A recent McKinsey Global Institute study, “The social economy: Unlocking value and productivity through social technologies,” concludes that social technologies could contribute $900 billion to $1.3 trillion in annual value to business.
"Two-thirds of this potential value lies in improving collaboration and communication within and across enterprises," with improved consumer focus and better-functioning teams as additional benefits.
The current crop of social media acquisitions, including Microsoft's acquisition of Yammer and Salesforce.com's purchase of Radian6, underscore large companies’ increasingly expensive quest for internalized productivity tools to better help them manage customers.
The most effective social technologies include wikis, instant messaging, content searches and user forums, and apply to several levels of employees from managers to sales representatives to engineers. The largest impediment to overcome, both organizationally and individually, is the embrace of a nonhierarchical ethos where acumen and information are shared rather than hoarded.
“The industries with the highest percentage of interactions workers have the highest spread of profits per employee,” said Michael Chui, an author of the report. “It’s low in mining, but can vary by nine times more in banking. If you can make these people more effective, you can make the biggest difference. These technologies are successful when influential people are role models, using them and explaining them.”
The McKinsey report focused on consumer packaged goods, consumer financial services, professional services, and advanced manufacturing to arrive at the estimated total annual value creation potential of $900 billion to $1.3 trillion, which breaks down to $345 billion from product development and operations; $500 billion from marketing, sales and after-sales support activities; and $230 billion from improvements in business support activities.
Companies with an abundance of knowledge workers, digital distribution platforms for products and services, and experiential or inspirational products or services can benefit the most; but merely reallocating advertising and consumer research budgets to social media is not adequate to leverage the inherent value of social technologies.
That will require "transformational changes in organisational structures, processes, and practices, as well as a culture compatible with sharing and openness… As with earlier waves of IT innovation, it could take years for the benefits to be fully realised, because these management innovations must accompany technological innovations. The greatest benefits will be realised by organizations that have or can develop open, non-hierarchical, knowledge-sharing cultures."

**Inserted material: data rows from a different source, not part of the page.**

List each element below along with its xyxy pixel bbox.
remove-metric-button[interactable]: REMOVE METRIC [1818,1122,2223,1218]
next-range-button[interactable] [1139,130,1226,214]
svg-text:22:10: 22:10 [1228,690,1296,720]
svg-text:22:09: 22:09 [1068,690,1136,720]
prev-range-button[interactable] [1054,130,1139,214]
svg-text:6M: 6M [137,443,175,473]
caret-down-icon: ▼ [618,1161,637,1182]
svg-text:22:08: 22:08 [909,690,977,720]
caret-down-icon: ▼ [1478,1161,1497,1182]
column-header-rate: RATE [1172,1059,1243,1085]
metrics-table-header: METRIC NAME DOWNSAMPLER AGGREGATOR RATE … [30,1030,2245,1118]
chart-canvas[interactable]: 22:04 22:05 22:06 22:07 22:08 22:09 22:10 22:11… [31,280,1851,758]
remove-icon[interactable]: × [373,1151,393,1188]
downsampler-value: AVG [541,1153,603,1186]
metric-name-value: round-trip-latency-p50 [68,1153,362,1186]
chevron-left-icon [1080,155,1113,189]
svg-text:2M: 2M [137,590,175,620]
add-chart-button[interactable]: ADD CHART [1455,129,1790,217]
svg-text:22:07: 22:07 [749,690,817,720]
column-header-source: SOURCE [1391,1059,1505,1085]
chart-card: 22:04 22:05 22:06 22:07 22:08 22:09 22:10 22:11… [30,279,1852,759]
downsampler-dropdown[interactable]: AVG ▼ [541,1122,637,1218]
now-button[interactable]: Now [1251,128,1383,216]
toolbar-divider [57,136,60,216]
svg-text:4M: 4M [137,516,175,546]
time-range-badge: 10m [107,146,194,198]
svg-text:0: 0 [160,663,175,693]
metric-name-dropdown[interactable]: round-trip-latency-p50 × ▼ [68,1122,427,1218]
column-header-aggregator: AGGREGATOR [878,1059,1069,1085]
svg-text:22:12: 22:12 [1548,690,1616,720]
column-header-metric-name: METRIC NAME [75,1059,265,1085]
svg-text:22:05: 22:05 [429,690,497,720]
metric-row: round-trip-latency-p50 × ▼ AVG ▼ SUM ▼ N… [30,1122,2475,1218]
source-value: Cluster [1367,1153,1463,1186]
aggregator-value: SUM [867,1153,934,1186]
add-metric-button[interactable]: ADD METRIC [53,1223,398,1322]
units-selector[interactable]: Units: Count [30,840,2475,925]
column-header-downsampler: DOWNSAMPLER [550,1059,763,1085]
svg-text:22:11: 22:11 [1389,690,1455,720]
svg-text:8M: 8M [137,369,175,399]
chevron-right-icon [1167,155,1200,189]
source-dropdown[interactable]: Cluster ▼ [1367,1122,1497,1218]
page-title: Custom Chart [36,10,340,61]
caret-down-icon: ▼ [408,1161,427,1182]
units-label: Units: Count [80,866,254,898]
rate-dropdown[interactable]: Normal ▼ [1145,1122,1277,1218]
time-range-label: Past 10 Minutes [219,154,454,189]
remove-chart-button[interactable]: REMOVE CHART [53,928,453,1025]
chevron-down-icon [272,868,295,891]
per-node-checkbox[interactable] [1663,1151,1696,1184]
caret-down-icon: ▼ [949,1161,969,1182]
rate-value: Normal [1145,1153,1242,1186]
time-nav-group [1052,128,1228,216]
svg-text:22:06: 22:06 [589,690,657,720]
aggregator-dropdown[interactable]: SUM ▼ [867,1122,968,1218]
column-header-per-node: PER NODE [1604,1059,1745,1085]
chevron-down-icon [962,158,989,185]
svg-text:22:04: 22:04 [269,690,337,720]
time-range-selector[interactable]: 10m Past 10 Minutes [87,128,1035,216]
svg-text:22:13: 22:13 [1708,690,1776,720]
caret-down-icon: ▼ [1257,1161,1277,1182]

There are currently more than 1.5 billion social networking global users, with 70% of companies using social technologies and 90% of those reporting business benefits. The best news is the potential for jobs-creation well-suited to a millennial workforce for whom social technologies are second-hand nature.
As perceptions of social technology have evolved from a new media platform to an acknowledged and increasingly valued business tool, the overarching challenge is a new lexicon about and strategy for its widespread embrace to attain the trillion dollar pot of gold at the end of this social economy.
Julie LeMoine, CEO of 3D ICC, speaks of the “psychology of engagement” necessary for seeding a new social environment in an existing culture. “We need to think about 'smart harnessing' – ways to bootstrap interaction by creating social and collaborative scaffolding for others to more easily participate in discussions and activities that you’ve partially constructed.”
“When people enjoy their culture and work experience, learning is not viewed as something separate, as a chore that takes them away from getting their job done." Immersive collaborative experiences can help make people “blissfully productive,” LeMoine concludes.
The report underscores that social is a feature, not a product. At the end of the day, a company’s greatest assets and agents for change still ride down the elevator.